The first part of the film is set in the seedy underground of New York City at night. Jim Wilson is a hard cop working a beat he is tired of. He has severe anger issues that put key witnesses into hospitals and strain the relationships he has with his partners. This section is where Ray throws the film noir tropes at you. Disaffected detective? Check. Night? Check. Super rainy for some unknown reason? Check. Angry outbursts and awesome dialogue? Check. Loose women with loose morals? Check. However, this landscape changes abruptly about thirty minutes into the movie. Wilson gets sent out to “Siberia” as he calls it because of his anger issues to investigate the murder of a young girl. By the time he gets there, the local sheriff knows who did it, but is having trouble finding the man. Through a series of events, Wilson ends up in the house of a blind woman who happens to be the sister of the murderer. This blind woman is unlike any woman he had ever met before. She seems almost self-sufficient and frank in her ideas about life. She wants nothing more than to protect her brother, even though she knows that he is not quite right.Through the interactions between Wilson and this blind woman and the town around them, Ray subtly subvert our expectations. He takes the woman of noble virtue and makes her blind. He photographs the snowy landscape in almost the same way he photographed the noir landscape. He takes a detective that was embittered with his occupation of always failing to get justice in the only way he knows how (by beating snitches up) and injects a caring streak that keeps him from going off the handle when he doesn’t get his way. Above all he gives the story a happy ending, something that is actually an exception in this bleak genre.
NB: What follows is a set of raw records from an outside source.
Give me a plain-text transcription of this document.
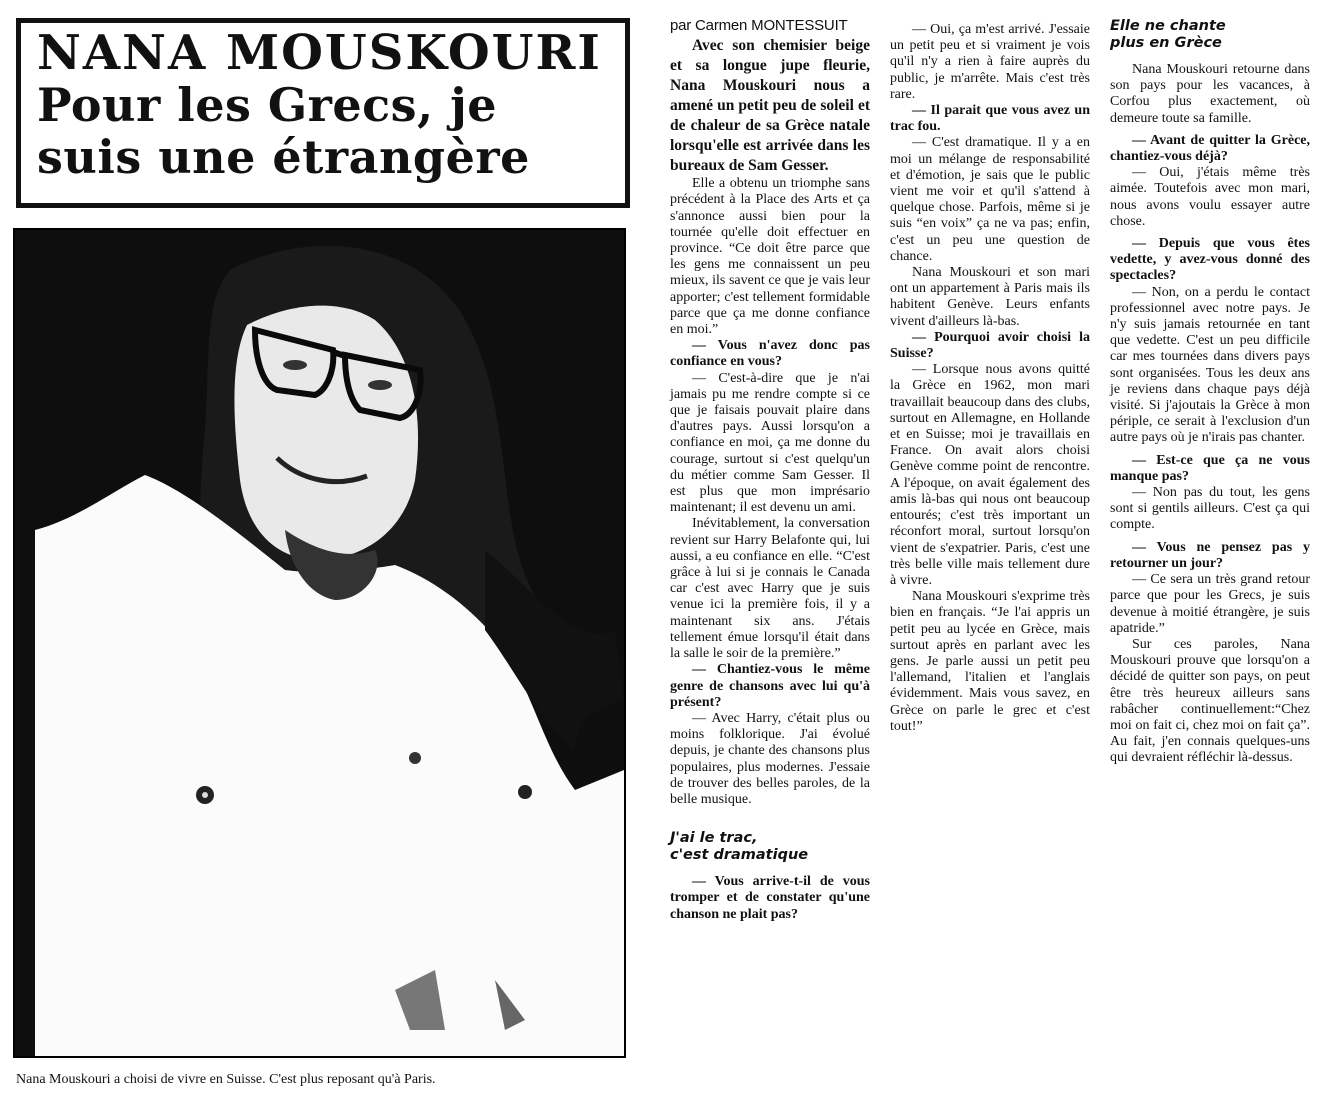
NANA MOUSKOURI
Pour les Grecs, je
suis une étrangère
Nana Mouskouri a choisi de vivre en Suisse. C'est plus reposant qu'à Paris.

par Carmen MONTESSUIT

Avec son chemisier beige et sa longue jupe fleurie, Nana Mouskouri nous a amené un petit peu de soleil et de chaleur de sa Grèce natale lorsqu'elle est arrivée dans les bureaux de Sam Gesser.

Elle a obtenu un triomphe sans précédent à la Place des Arts et ça s'annonce aussi bien pour la tournée qu'elle doit effectuer en province. “Ce doit être parce que les gens me connaissent un peu mieux, ils savent ce que je vais leur apporter; c'est tellement formidable parce que ça me donne confiance en moi.”

— Vous n'avez donc pas confiance en vous?

— C'est-à-dire que je n'ai jamais pu me rendre compte si ce que je faisais pouvait plaire dans d'autres pays. Aussi lorsqu'on a confiance en moi, ça me donne du courage, surtout si c'est quelqu'un du métier comme Sam Gesser. Il est plus que mon imprésario maintenant; il est devenu un ami.

Inévitablement, la conversation revient sur Harry Belafonte qui, lui aussi, a eu confiance en elle. “C'est grâce à lui si je connais le Canada car c'est avec Harry que je suis venue ici la première fois, il y a maintenant six ans. J'étais tellement émue lorsqu'il était dans la salle le soir de la première.”

— Chantiez-vous le même genre de chansons avec lui qu'à présent?

— Avec Harry, c'était plus ou moins folklorique. J'ai évolué depuis, je chante des chansons plus populaires, plus modernes. J'essaie de trouver des belles paroles, de la belle musique.

J'ai le trac,
c'est dramatique

— Vous arrive-t-il de vous tromper et de constater qu'une chanson ne plait pas?

— Oui, ça m'est arrivé. J'essaie un petit peu et si vraiment je vois qu'il n'y a rien à faire auprès du public, je m'arrête. Mais c'est très rare.

— Il parait que vous avez un trac fou.

— C'est dramatique. Il y a en moi un mélange de responsabilité et d'émotion, je sais que le public vient me voir et qu'il s'attend à quelque chose. Parfois, même si je suis “en voix” ça ne va pas; enfin, c'est un peu une question de chance.

Nana Mouskouri et son mari ont un appartement à Paris mais ils habitent Genève. Leurs enfants vivent d'ailleurs là-bas.

— Pourquoi avoir choisi la Suisse?

— Lorsque nous avons quitté la Grèce en 1962, mon mari travaillait beaucoup dans des clubs, surtout en Allemagne, en Hollande et en Suisse; moi je travaillais en France. On avait alors choisi Genève comme point de rencontre. A l'époque, on avait également des amis là-bas qui nous ont beaucoup entourés; c'est très important un réconfort moral, surtout lorsqu'on vient de s'expatrier. Paris, c'est une très belle ville mais tellement dure à vivre.

Nana Mouskouri s'exprime très bien en français. “Je l'ai appris un petit peu au lycée en Grèce, mais surtout après en parlant avec les gens. Je parle aussi un petit peu l'allemand, l'italien et l'anglais évidemment. Mais vous savez, en Grèce on parle le grec et c'est tout!”

Elle ne chante
plus en Grèce

Nana Mouskouri retourne dans son pays pour les vacances, à Corfou plus exactement, où demeure toute sa famille.

— Avant de quitter la Grèce, chantiez-vous déjà?

— Oui, j'étais même très aimée. Toutefois avec mon mari, nous avons voulu essayer autre chose.

— Depuis que vous êtes vedette, y avez-vous donné des spectacles?

— Non, on a perdu le contact professionnel avec notre pays. Je n'y suis jamais retournée en tant que vedette. C'est un peu difficile car mes tournées dans divers pays sont organisées. Tous les deux ans je reviens dans chaque pays déjà visité. Si j'ajoutais la Grèce à mon périple, ce serait à l'exclusion d'un autre pays où je n'irais pas chanter.

— Est-ce que ça ne vous manque pas?

— Non pas du tout, les gens sont si gentils ailleurs. C'est ça qui compte.

— Vous ne pensez pas y retourner un jour?

— Ce sera un très grand retour parce que pour les Grecs, je suis devenue à moitié étrangère, je suis apatride.”

Sur ces paroles, Nana Mouskouri prouve que lorsqu'on a décidé de quitter son pays, on peut être très heureux ailleurs sans rabâcher continuellement:“Chez moi on fait ci, chez moi on fait ça”. Au fait, j'en connais quelques-uns qui devraient réfléchir là-dessus.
Nicholas Ray was able to take characters that seemingly don’t deserve any pity and make them likable. As an audience member, I was with Wilson the whole time. I balked when his partners displayed frustration with him, sympathizes with him when he sees that he has nothing left except his physical abilities and rejoiced when he found some peace and quiet in the blind woman. Ray loves his characters and therefore makes a lesser film grander. This affection for his characters give Robert Ryan (Wilson) and Ida Lupino (the blind woman. She also directed some scenes in this movie, but I don’t know which.) plenty of room to explore their characters. They do so in cramped quarters, whether it is Wilson’s apartment or the blind woman’s living room. But these spaces seem grand when these two decide to inhabit them. Everything Ryan does is in service of his character. He even makes coffee in an angry fashion. He says what he means and boils over at even the slightest indication of rejection. He feels like his a social pariah because of his profession and yet there doesn’t seem to be anything other than what he does to him. On the surface there seems to be little else to Lupino’s character other than she is blind. But once you dig a little deeper, she is able to express her ideas about being alone, about caring for other people and about continuing to live no matter what life throws at you. She mentions that she could get the condition reversed, but I can’t see her not blind.
This is probably one of the quintessential film noirs ever produced. If you have not seen it and love the genre as much as I do, I suggest you hurry up and watch it.